Trolle gegen Terror

Die, die uns sonst tagtäglich im Internet terrorisieren, sollen nun ihren Beitrag gegen den internationalen Terrorismus leisten.
kristina-machalke

Für viele sind sie die Plagegeister des Internets: gehässige, anonyme Störenfriede, die jegliche konstruktive Diskussion zunichte machen. Sie mobben, sie fälschen, sie provozieren und zelebrieren die Lust am Destruktiven. Für andere sind sie ein sinnvoller Bestandteil der Kommunikation im sozialen Netz, die Missstände anprangern und Diskussionen anheizen. "Trolle wollen Spielregeln brechen und Erwartungen unterwandern", sagt Stefan Krappitz, der Autor des Buches „Troll Culture". Deshalb könne man das Trollen durchaus als ein Mittel des künstlerischen Ausdrucks verstehen.

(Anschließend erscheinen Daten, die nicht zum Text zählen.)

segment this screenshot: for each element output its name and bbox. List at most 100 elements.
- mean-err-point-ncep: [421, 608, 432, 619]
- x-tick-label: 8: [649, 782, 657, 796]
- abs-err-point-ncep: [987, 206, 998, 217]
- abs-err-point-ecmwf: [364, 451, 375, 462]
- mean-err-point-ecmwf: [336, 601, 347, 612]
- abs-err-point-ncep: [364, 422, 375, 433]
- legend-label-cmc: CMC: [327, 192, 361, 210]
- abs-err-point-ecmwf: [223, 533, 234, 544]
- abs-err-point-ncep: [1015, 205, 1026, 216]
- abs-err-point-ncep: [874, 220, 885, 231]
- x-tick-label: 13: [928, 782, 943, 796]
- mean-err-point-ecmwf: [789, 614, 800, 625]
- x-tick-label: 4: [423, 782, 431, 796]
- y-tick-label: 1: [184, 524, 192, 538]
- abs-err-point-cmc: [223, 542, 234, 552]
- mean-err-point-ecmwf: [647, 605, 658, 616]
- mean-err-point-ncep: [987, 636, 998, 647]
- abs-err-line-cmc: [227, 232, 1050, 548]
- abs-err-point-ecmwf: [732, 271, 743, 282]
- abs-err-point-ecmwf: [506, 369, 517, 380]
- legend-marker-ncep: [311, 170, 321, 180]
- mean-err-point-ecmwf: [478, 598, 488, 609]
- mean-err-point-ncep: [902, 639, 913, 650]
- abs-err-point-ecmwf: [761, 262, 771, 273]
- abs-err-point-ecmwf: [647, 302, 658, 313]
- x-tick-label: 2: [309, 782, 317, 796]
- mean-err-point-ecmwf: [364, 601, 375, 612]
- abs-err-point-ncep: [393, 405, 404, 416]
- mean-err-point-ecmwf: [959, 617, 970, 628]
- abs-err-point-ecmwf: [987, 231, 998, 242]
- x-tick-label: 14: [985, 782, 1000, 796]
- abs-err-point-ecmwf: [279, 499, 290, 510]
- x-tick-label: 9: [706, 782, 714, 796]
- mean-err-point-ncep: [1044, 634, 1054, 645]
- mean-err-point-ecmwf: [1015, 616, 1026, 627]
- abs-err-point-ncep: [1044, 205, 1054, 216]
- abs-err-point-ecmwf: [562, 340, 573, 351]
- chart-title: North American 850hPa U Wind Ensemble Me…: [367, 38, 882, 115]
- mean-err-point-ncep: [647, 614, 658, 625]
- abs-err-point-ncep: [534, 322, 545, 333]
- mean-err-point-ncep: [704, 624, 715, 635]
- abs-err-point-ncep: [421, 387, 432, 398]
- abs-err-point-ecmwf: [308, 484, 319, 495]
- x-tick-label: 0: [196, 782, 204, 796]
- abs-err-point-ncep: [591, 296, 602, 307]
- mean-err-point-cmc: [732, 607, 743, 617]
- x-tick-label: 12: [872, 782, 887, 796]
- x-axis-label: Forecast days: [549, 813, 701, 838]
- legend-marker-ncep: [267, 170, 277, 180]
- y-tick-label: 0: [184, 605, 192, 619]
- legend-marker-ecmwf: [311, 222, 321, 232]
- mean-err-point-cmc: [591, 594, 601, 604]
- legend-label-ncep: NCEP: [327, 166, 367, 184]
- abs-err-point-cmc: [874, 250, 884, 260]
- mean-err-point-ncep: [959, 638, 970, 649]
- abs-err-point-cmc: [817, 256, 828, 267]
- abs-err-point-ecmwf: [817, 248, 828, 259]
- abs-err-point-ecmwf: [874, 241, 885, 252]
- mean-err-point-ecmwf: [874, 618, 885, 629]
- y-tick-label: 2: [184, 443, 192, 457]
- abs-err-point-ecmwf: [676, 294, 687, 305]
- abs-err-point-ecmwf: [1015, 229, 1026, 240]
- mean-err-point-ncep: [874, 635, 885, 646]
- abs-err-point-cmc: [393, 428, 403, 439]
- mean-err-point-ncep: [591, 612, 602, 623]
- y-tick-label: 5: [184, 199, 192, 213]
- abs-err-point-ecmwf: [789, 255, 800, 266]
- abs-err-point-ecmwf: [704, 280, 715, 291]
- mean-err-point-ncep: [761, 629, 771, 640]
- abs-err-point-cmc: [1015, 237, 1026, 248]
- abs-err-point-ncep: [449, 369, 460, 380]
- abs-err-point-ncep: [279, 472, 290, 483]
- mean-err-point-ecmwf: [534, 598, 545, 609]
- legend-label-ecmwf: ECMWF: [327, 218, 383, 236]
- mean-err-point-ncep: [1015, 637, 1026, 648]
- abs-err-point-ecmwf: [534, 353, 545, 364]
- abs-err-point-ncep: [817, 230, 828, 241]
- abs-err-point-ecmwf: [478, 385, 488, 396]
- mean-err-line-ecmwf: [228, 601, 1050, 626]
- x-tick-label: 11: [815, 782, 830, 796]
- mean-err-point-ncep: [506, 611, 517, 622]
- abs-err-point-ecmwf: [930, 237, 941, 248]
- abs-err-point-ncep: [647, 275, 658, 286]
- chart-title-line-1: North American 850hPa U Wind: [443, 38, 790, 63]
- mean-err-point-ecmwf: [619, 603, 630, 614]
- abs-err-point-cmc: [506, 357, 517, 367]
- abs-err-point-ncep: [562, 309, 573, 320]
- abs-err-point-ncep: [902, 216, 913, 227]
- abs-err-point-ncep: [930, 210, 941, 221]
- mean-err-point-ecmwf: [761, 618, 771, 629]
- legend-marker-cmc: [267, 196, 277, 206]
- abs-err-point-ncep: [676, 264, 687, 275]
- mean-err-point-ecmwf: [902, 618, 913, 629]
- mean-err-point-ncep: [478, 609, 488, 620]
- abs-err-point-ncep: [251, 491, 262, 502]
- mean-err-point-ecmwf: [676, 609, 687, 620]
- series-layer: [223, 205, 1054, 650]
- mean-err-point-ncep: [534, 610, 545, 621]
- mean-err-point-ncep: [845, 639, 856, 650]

Das US-Außenministerium hat jetzt die guten Seiten der Trollkultur für sich entdeckt und will ihre Strategien sogar für die Bekämpfung des internationalen Terrorismus einsetzen. Shahed Amanullah, Berater für Technologien, hat gerade seine neuartige wie unkonventionelle Anti-Terrorismusstrategie erklärt. Sein Plan ist es, sich die Methoden des Trollens zunutze zu machen, um potentielle Attentäter auf einschlägigen Extremismus-Foren online zu entlarven und zu demotivieren. Im Magazin „Wired" erklärt er, mit dem „Viral-Peace-Project" will man den Extremisten mit Logik, Humor, Satire und religiösen Argumenten nicht nur entgegentreten, sondern vor allem ihren Mut und ihre Autorität untergraben.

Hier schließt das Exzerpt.